Michael Anderson's Resume: The Medium is the Message

Talk about the-medium-is-the-message. Marshal McLuhan should be thrumming happily in his grave like a turbine.

Note how this compares to the home page of reigning datavisualist demi-god Edward Tufte, whose bio appears about three screens down, stacked below several sedimentary layers of seminar promotion. Granted Tufte is a demi-god whose acolytes follow him around like Photoshop Deadheads, so doesn’t need to work that hard to sell himself. But still.

I often yammer about how infographics can convey more information–can tell a story–better than prose.

Compare Anderson’s self-presentation to a conventional resume’s gray blocks of letters that most of his peers depend on. It’s clear which document makes a better argument for hiring Michael Anderson.
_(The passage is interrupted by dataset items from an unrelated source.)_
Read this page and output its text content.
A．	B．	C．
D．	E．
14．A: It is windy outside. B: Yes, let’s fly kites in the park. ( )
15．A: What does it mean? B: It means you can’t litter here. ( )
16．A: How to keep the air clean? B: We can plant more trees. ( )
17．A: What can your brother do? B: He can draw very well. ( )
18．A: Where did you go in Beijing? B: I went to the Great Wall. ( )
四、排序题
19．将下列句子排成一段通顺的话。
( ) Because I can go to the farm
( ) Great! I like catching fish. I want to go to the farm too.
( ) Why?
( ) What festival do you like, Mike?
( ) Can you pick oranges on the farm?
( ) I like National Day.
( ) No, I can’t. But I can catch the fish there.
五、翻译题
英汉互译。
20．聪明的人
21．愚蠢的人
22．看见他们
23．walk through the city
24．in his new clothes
Maybe before you hire Edward Tufte?

Update: I poked around Anderson’s site and found his old-school PDF resume. It sucks. Sucks wind. Hot, tornadic wind. Dude: What’s with the cursive font? Who the hell would hire you for an infographics job?

Digital News Innovation from. . .the Washington Post!

June 18, 2009 by Craig Stoltz · Leave a Comment 

Enthusiasts of innovative ways to present news in web-native formats should check out the Innovations in News blog from…The Washington Post.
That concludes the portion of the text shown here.